Oggi, ma nel 1799, a Napoli, in Piazza mercato, veniva impiccato, a 29 anni, Vincenzio “Vincenzo” Russo, medico, avvocato, massone, patriota, esponente partenopeo di spicco del giacobinismo in difesa dei diritti dei più deboli contro lo strapotere borbonico. Era stato catturato, il 13 giugno precedente, dopo essere stato sorpreso con le armi in pugno, dall’esercito sanfedista capeggiato dal cardinale Fabrizio Ruffo, al servizio dei Borbone, appoggiato dagli inglesi. Quindi era stato imprigionato e condannato a morte dalla Giunta di Stato del regno di Napoli.

Russo (nella foto, particolare) era originario di Palma Campania, in provincia di Napoli, classe 1770, già commissario elettore del Dipartimento del Volturno e componente della Commissione legislativa nonché responsabile della Sala di istruzione pubblica della Repubblica napoletana, aveva cercato l’appoggio francese per innescare all’ombra del Vesuvio la rivoluzione sul modello di quella transalpina.

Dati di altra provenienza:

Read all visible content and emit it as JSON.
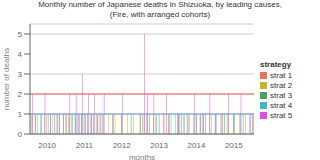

Nell’effimero periodo della Repubblica napoletana, proclamata il 22 gennaio 1799, aveva collaborato con articoli politici sulle colonne del Monitore napoletano, il giornale bisettimanale, uscito col primo numero il 2 febbraio di quell’anno, diretto da Eleonora Fonseca Pimentel, mandata al patibolo il 20 agosto precedente, sempre in piazza Mercato, insieme al principe Giuliano Colonna, all'avvocato Vincenzo Lupo, al vescovo Michele Natale, al sacerdote Nicola Pacifico, ai banchieri Antonio e Domenico Piatti, a Gennaro Serra di Cassano, figlio di Luigi, IV duca di Cassano.

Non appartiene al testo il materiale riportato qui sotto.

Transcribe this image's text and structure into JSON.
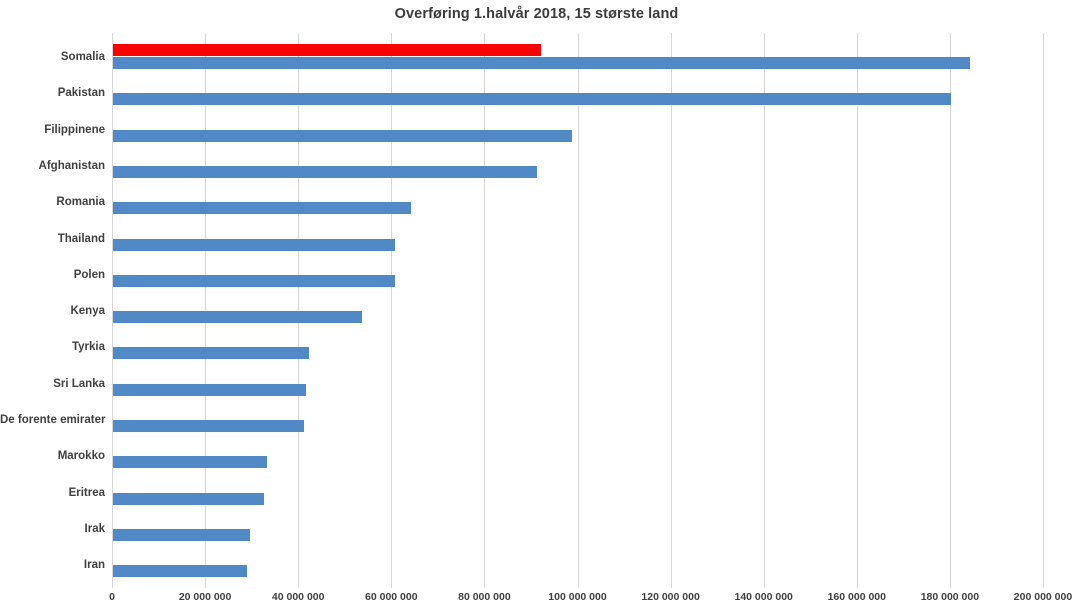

L’opera principale di Russo era “Pensieri politici”, che era stata pubblicata, a Roma, l’anno precedente, il 1798, nella quale emergeva il suo ideale. In estrema sintesi credeva nell’avvento di una repubblica contadina -rifiutando in modo utopistico il commercio e lo sviluppo industriale- all’interno della quale ci fosse l’usufrutto a termine di un pezzo di terra di proprietà della comunità. Questo garantiva la reale indipendenza degli individui. Sosteneva che l’uguaglianza economica fosse la base per quella politica la quale, per potersi realizzare, doveva basarsi sull’organizzazione e sui principi dell’antica poleis greca.

Facendo riferimento a Platone, credeva che fosse importante che le città potessero essere in grado di garantire a tutti la partecipazione alla vita istituzionale. Riteneva, inoltre, che fosse fondamentale che tutti i cittadini potessero accedere all’istruzione pubblica di base. Dopo l’esecuzione capitale, durante la quale esclamava: “Io muoio libero e per la Repubblica”, il corpo di Russo verrà tumulato nella Chiesa di San Matteo Maggiore al Lavinaio, nel centro storico, fondata nel 1576. Col tempo il suo ruolo di ideologo della rivoluzione napoletana del 1799 e di componente del governo provvisorio della Repubblica partenopea verrà rivalutato. Anche grazie alla devozione popolare diverrà un martire del movimento giacobino italiano e della lotta civile per il riscatto contro il dispotismo monarchico. A Palma, il 16 giugno 2007, per i 237 anni dalla nascita, verrà apposta la targa commemorativa nel cortile della casa natale.